The CIOs of most large enterprises can sympathize with New York’s Metropolitan Transit Authority. As described last week, the MTA runs its entire, vast, complex subway system on 1930s technology. Compared to this, the 1970s-vintage boat anchor IMS DBMS so many CIOs can’t get rid of because mission-critical applications run on it seems positively modern and benign by comparison.

As pointed out last week, when depreciation was first incorporated into the world’s Generally Accepted Accounting Principles (GAAP), it was supposed to represent how a capital asset declined in value over time. Were business executives to take depreciation seriously, they’d look at their balance sheets, see that the company’s asset value is declining, and do something about it.

Well, no. It isn’t that simple.

First and foremost, one of the key metrics Wall Street Analysts rely on is Return on Assets (ROA). As most 5th graders can tell you, there are two ways to improve ROA: Increase returns, or decrease assets.

It’s metrics at its finest: decrease asset value as reported on the balance sheet and voila! Without any change in actual competitiveness the company’s financial performance magically improves.

Now imagine you’re in charge, and you have a relentless focus on long-term sustainability instead. What would you do differently?

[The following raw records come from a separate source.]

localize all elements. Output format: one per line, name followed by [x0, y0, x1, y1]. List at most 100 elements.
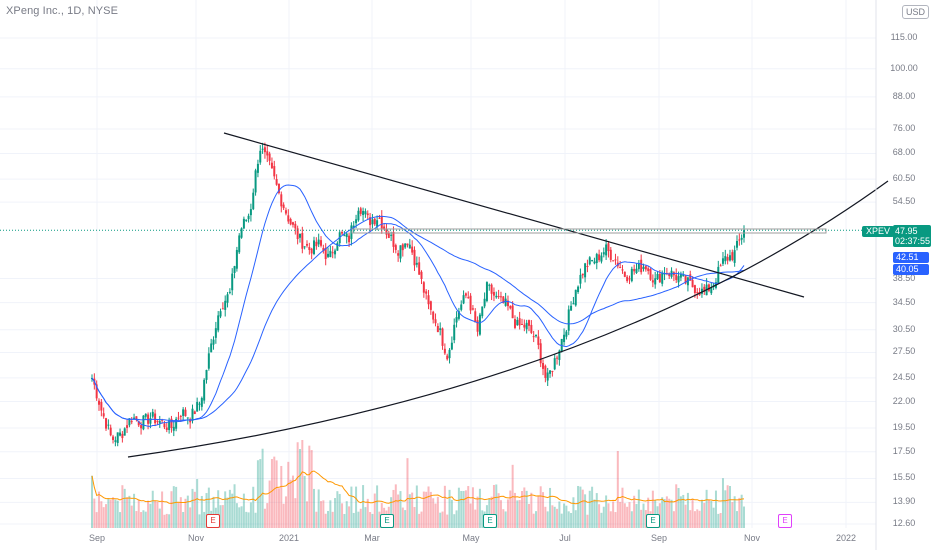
volume-bar: [128, 495, 131, 528]
volume-bar: [308, 445, 311, 528]
symbol-title[interactable]: XPeng Inc., 1D, NYSE: [6, 5, 119, 17]
volume-bar: [743, 506, 745, 528]
volume-bar: [553, 506, 556, 528]
volume-bar: [270, 459, 273, 528]
candle-body: [602, 252, 605, 255]
volume-bar: [263, 508, 266, 528]
candle-body: [259, 150, 262, 163]
candle-body: [224, 300, 227, 310]
candle-body: [553, 358, 556, 370]
candle-body: [98, 400, 101, 405]
volume-bar: [287, 461, 290, 528]
candle-body: [275, 179, 278, 185]
candle-body: [308, 247, 311, 250]
candle-body: [196, 401, 199, 412]
volume-bar: [359, 508, 362, 528]
volume-bar: [142, 510, 145, 528]
candle-body: [245, 219, 248, 221]
price-tick-label: 76.00: [892, 123, 916, 134]
candle-body: [539, 343, 542, 364]
volume-bar: [200, 495, 203, 528]
volume-bar: [630, 511, 633, 528]
earnings-marker[interactable]: E: [206, 514, 220, 528]
candle-body: [397, 253, 400, 256]
volume-bar: [336, 491, 339, 528]
candle-body: [331, 252, 334, 254]
candle-body: [621, 269, 624, 271]
candle-body: [175, 418, 178, 429]
volume-bar: [661, 497, 664, 528]
candle-body: [450, 342, 453, 350]
candle-body: [154, 413, 157, 424]
volume-bar: [256, 460, 259, 528]
candle-body: [343, 235, 346, 237]
candle-body: [735, 240, 738, 248]
volume-bar: [98, 491, 101, 528]
volume-bar: [448, 489, 451, 528]
candle-body: [284, 210, 287, 214]
candle-body: [303, 246, 306, 248]
earnings-marker[interactable]: E: [380, 514, 394, 528]
volume-bar: [609, 511, 612, 528]
candle-body: [142, 415, 145, 430]
candle-body: [637, 262, 640, 270]
candle-body: [310, 248, 313, 254]
earnings-marker[interactable]: E: [483, 514, 497, 528]
earnings-marker[interactable]: E: [778, 514, 792, 528]
candle-body: [488, 284, 491, 286]
volume-bar: [331, 511, 334, 528]
volume-bar: [651, 490, 654, 528]
candle-body: [485, 282, 488, 302]
price-tick-label: 19.50: [892, 422, 916, 432]
candle-body: [320, 240, 323, 246]
volume-bar: [170, 491, 173, 528]
volume-bar: [478, 488, 481, 528]
candle-body: [651, 280, 654, 283]
candle-body: [614, 259, 617, 261]
volume-bar: [273, 456, 276, 528]
candle-body: [350, 225, 353, 239]
volume-bar: [259, 459, 262, 528]
volume-bar: [207, 487, 210, 528]
candle-body: [357, 210, 360, 221]
volume-bar: [633, 495, 636, 528]
currency-badge[interactable]: USD: [902, 5, 930, 19]
candle-body: [147, 414, 150, 424]
earnings-marker[interactable]: E: [646, 514, 660, 528]
volume-bar: [95, 512, 98, 528]
volume-bar: [121, 485, 124, 528]
time-tick-label: May: [462, 533, 480, 543]
candle-body: [455, 317, 458, 323]
candle-body: [130, 421, 133, 423]
candle-body: [390, 234, 393, 236]
candle-body: [476, 320, 479, 332]
volume-bar: [116, 500, 119, 528]
candle-body: [530, 324, 533, 333]
volume-bar: [619, 501, 622, 528]
candle-body: [546, 372, 549, 381]
candle-body: [270, 162, 273, 169]
candle-body: [446, 355, 449, 360]
volume-bar: [100, 501, 103, 528]
time-tick-label: 2021: [278, 533, 300, 543]
candle-body: [570, 305, 573, 311]
volume-bar: [296, 442, 299, 528]
volume-bar: [348, 506, 351, 528]
volume-bar: [413, 507, 416, 528]
volume-bar: [679, 496, 682, 528]
candle-body: [551, 370, 554, 372]
candle-body: [238, 235, 241, 253]
candle-body: [221, 308, 224, 310]
candle-body: [266, 151, 269, 156]
candle-body: [119, 432, 122, 436]
volume-bar: [184, 498, 187, 528]
candle-body: [572, 303, 575, 305]
volume-bar: [126, 497, 129, 528]
candle-body: [212, 339, 215, 345]
volume-bar: [291, 475, 294, 528]
candle-body: [233, 266, 236, 273]
candle-body: [378, 217, 381, 219]
volume-bar: [252, 486, 255, 528]
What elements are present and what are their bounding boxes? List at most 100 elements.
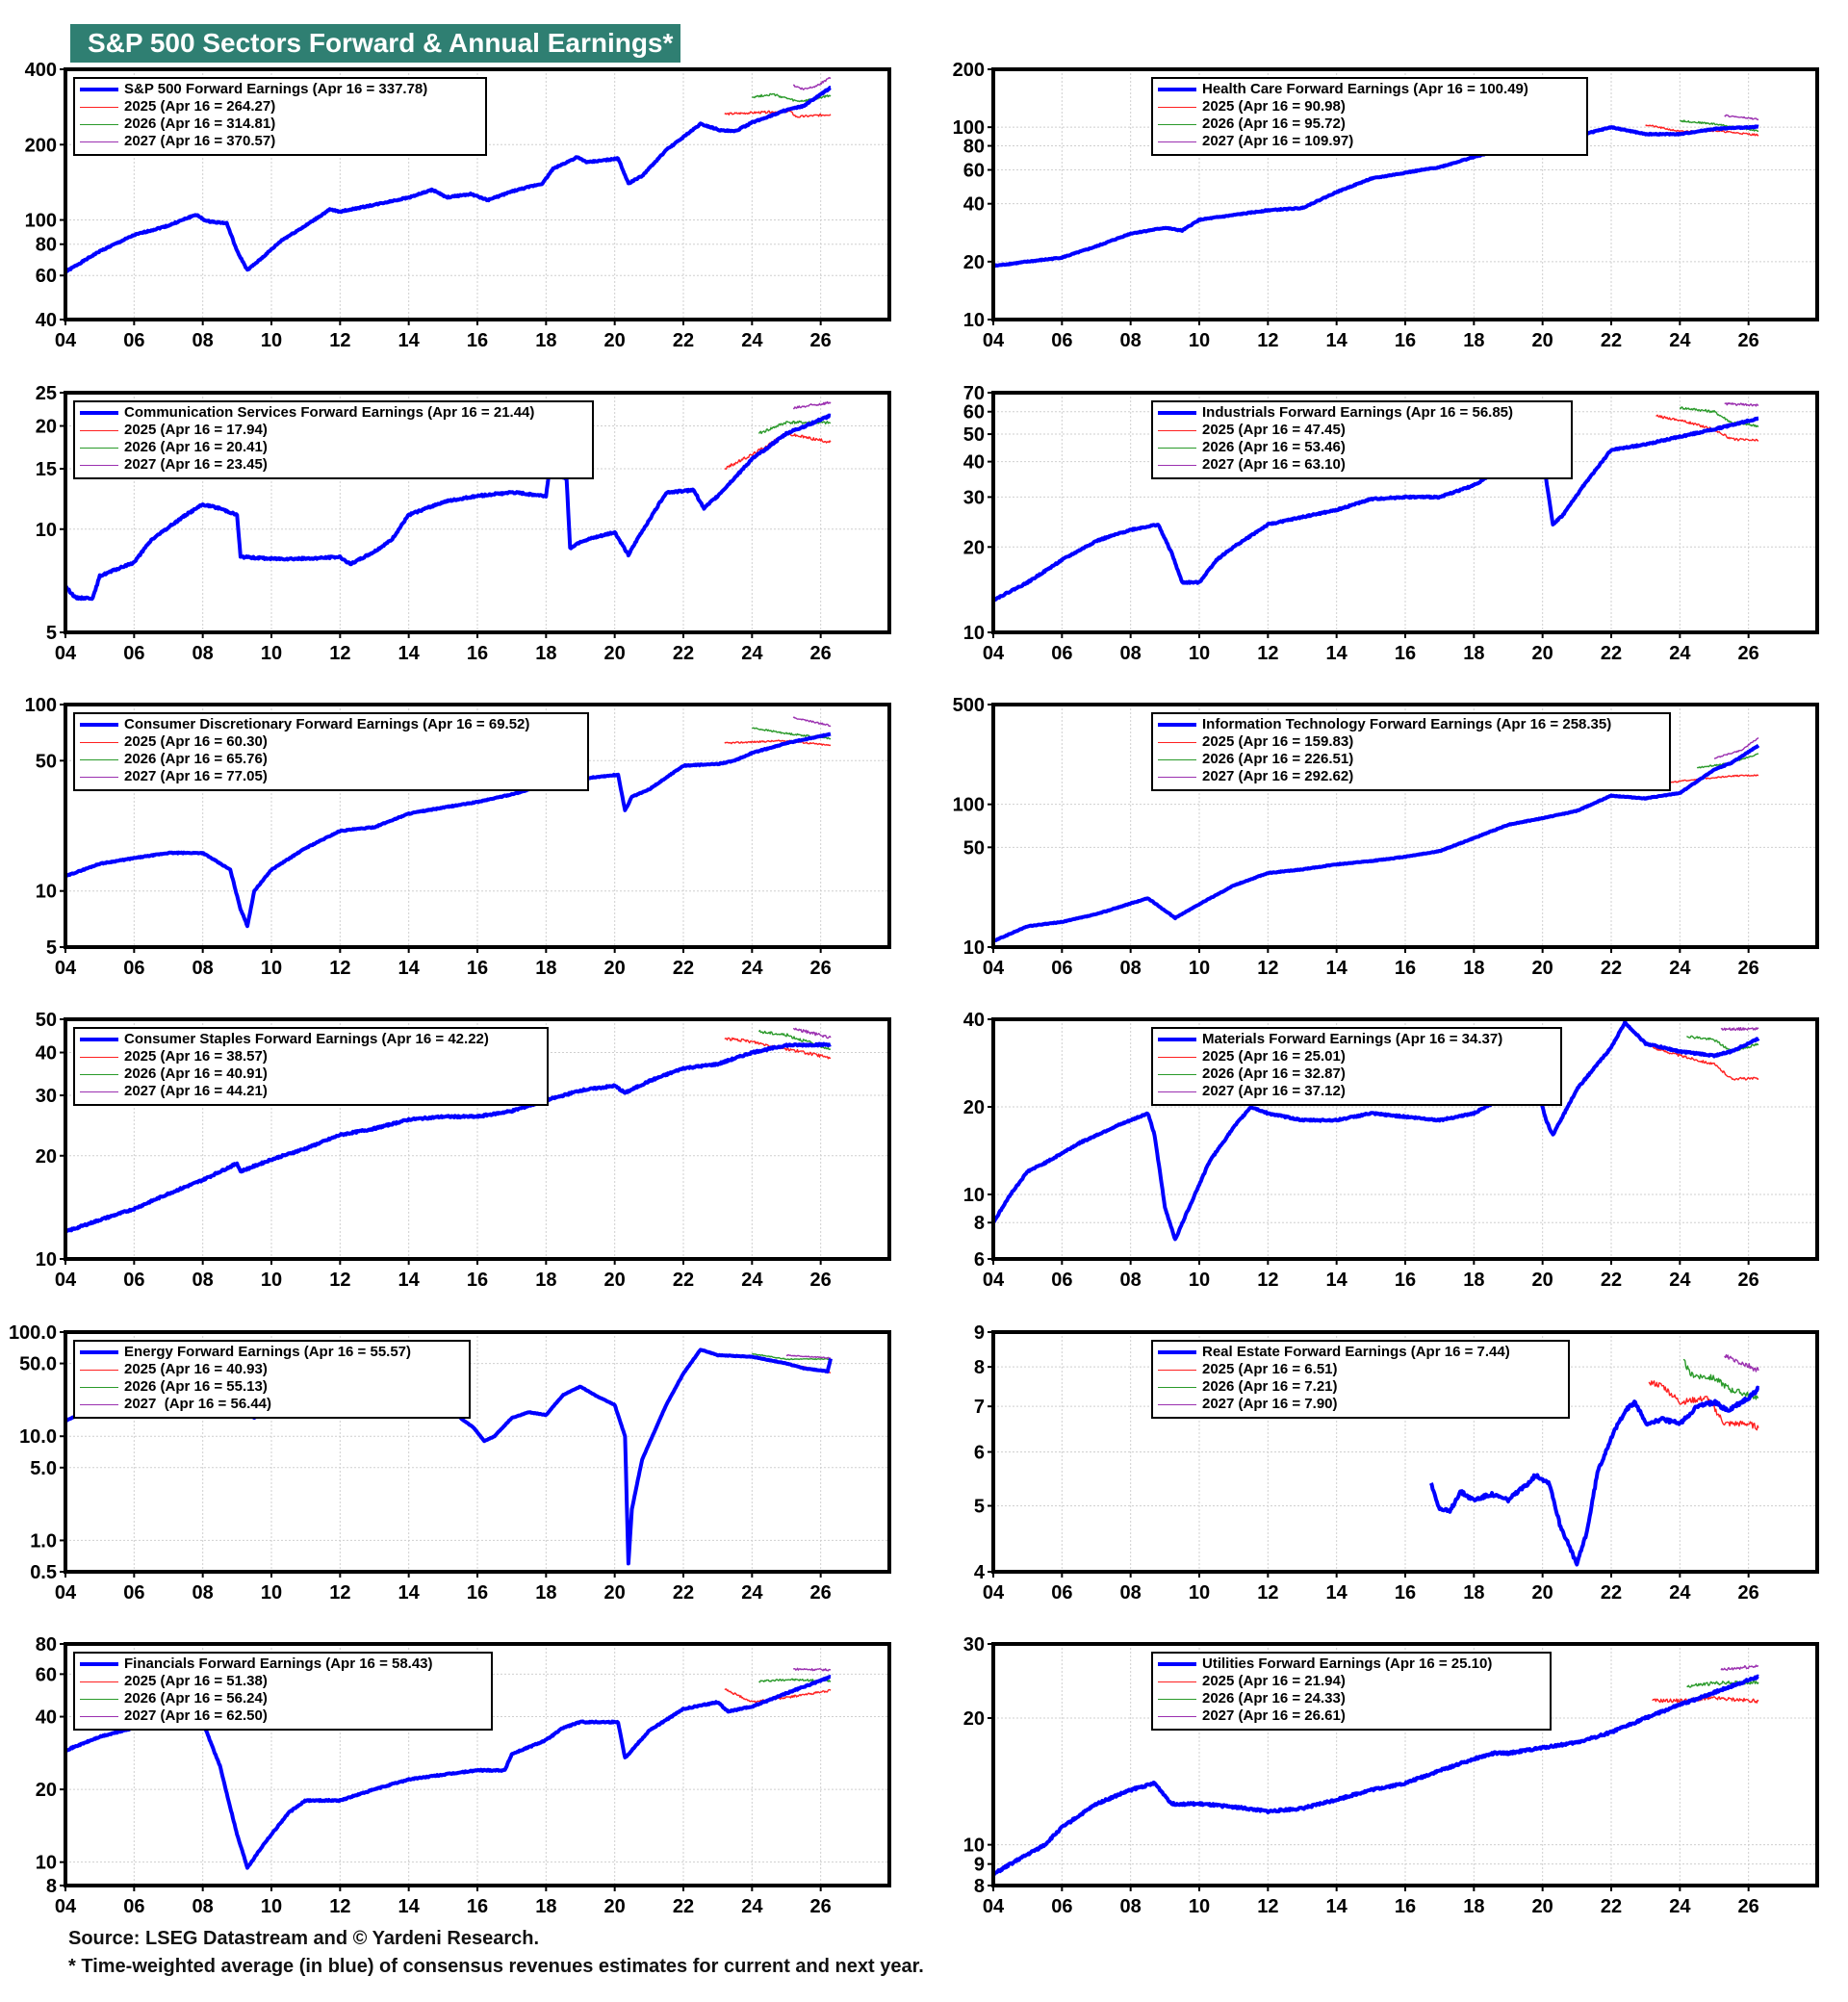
legend-entry: Communication Services Forward Earnings … — [80, 404, 534, 422]
x-tick-label: 18 — [1463, 1582, 1484, 1604]
x-tick-label: 08 — [1120, 330, 1142, 351]
legend-entry: 2026 (Apr 16 = 24.33) — [1158, 1690, 1492, 1707]
chart-panel: 04 06 08 10 12 14 16 18 20 22 24 26 5 10 15 20 25 Communi… — [36, 383, 891, 664]
legend-swatch — [80, 1715, 118, 1717]
legend-swatch — [80, 88, 118, 91]
x-tick-label: 10 — [261, 643, 282, 664]
y-tick-label: 25 — [36, 383, 57, 404]
x-tick-label: 12 — [329, 1896, 350, 1917]
x-tick-label: 26 — [810, 1582, 832, 1604]
legend-label: 2026 (Apr 16 = 24.33) — [1202, 1690, 1346, 1707]
y-tick-label: 15 — [36, 459, 57, 480]
annual-estimate-line-2027 — [785, 1354, 832, 1359]
legend-entry: Industrials Forward Earnings (Apr 16 = 5… — [1158, 404, 1513, 422]
x-tick-label: 20 — [1532, 330, 1553, 351]
x-tick-label: 08 — [192, 958, 214, 979]
legend-label: 2026 (Apr 16 = 56.24) — [124, 1690, 268, 1707]
x-tick-label: 18 — [535, 958, 556, 979]
chart-panel: 04 06 08 10 12 14 16 18 20 22 24 26 5 10 50 100 Consumer… — [25, 695, 891, 979]
legend-swatch — [80, 123, 118, 125]
chart-legend: Consumer Staples Forward Earnings (Apr 1… — [73, 1027, 549, 1106]
y-tick-label: 10 — [963, 1835, 985, 1857]
legend-entry: 2027 (Apr 16 = 109.97) — [1158, 133, 1528, 150]
chart-panel: 04 06 08 10 12 14 16 18 20 22 24 26 40 60 80 100 200 400 S… — [25, 60, 891, 351]
y-tick-label: 7 — [974, 1397, 985, 1418]
y-tick-label: 100.0 — [9, 1322, 57, 1344]
x-tick-label: 12 — [1257, 1896, 1278, 1917]
annual-estimate-line-2027 — [792, 1667, 832, 1672]
plot-frame — [991, 703, 1819, 949]
legend-label: 2025 (Apr 16 = 51.38) — [124, 1673, 268, 1689]
y-tick-label: 40 — [963, 1010, 985, 1031]
chart-legend: Financials Forward Earnings (Apr 16 = 58… — [73, 1652, 493, 1731]
chart-legend: Communication Services Forward Earnings … — [73, 400, 595, 479]
chart-panel: 04 06 08 10 12 14 16 18 20 22 24 26 10 20 30 40 50 Consum… — [36, 1010, 891, 1291]
chart-legend: Energy Forward Earnings (Apr 16 = 55.57)… — [73, 1340, 472, 1419]
annual-estimate-line-2025 — [1662, 774, 1758, 785]
legend-label: 2025 (Apr 16 = 40.93) — [124, 1361, 268, 1377]
legend-entry: Consumer Discretionary Forward Earnings … — [80, 716, 529, 733]
y-tick-label: 40 — [963, 452, 985, 474]
legend-swatch — [1158, 429, 1196, 431]
x-tick-label: 26 — [810, 1896, 832, 1917]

High on your list might be squirreling away the funds needed to replace obsolete business assets as they become increasingly valueless, ROA be damned.

Nice thought. One minor gotcha: Time, trends, and evolving marketplaces have made some of those assets irrelevant. Or, worse, they’re part of a business infrastructure that impedes your ability to redirect the company in a direction that’s more in harmony with changing competitive demands.

So it isn’t as simple as replacing assets as they become obsolete.

In IT it’s even less simple, because assets that aren’t the least bit obsolete … well-engineered business applications that support important segments of the business quite well … can still require platforms that for one reason or another are marketplace failures.

Like it or not, and it’s usually not, your choices are limited: Redevelop the offending application on and for platforms that seem to have some staying power, or replace it with a commercial package that will do the job and seems to have some staying power.

It’s Hobson’s Choice: Rewrite or convert.

For this case, the underlying principle seems to hold: The business needs to keep money in the bank for use replacing applications and their underlying infrastructure when one, the other, or both are reaching their limits of viability.

It’s downright strange, isn’t it? While you have to replace a perfectly serviceable application because it or the platforms it uses aren’t making it in the marketplace, your buddy down the road has to replace a major application … an ERP suite, perhaps … that’s a major marketplace player, only it’s become a liability because it can’t be configured to effectively support the company’s future business strategies and tactics.

Or, another friend finds herself retiring one application because it supports a business her company is no longer in, while also having to implement an entirely different piece of software that’s needed for the business it’s going to be in.

What do all these permutations have in common?

In every case, dealing with the situation will take time, effort, expertise, and money. It will take them because of a fact known only to a small number of highly insightful individuals who belong to a secret society called, with apologies to Drew Carey, Everyone.

That fact: The future is generally different from the present. More, it’s different in ways that are only predictable in the million-monkeys sense that if enough people make predictions, the odds are pretty good that through nothing more than random chance, a few of them will end up guessing right.

Its future being different from its past, the tools a company will need to deal with the future will be different from those it needed in the past, too, not to mention that the tools available to it will be different from those that were available in the past.

Which gets us to this: Running a sustainable business calls for constant reinvestment, and when it doesn’t that just means the investment that isn’t needed this year will be needed in spades next year or the year after.

Which is yet another reason stock buy-backs are such a terrible idea: They take cash that could be invested in sustainability and get rid of it in order to prop up the price of a share of stock. So when the company finds it needs the money after all, it only has one choice left to it:

Issue a bunch of new shares of stock.

ManagementSpeak: Quick question.

Translation: I don’t have the patience to try to understand a correct answer.

Contributor Eric Johansen was quick-witted enough to question the meaning of “quick question.”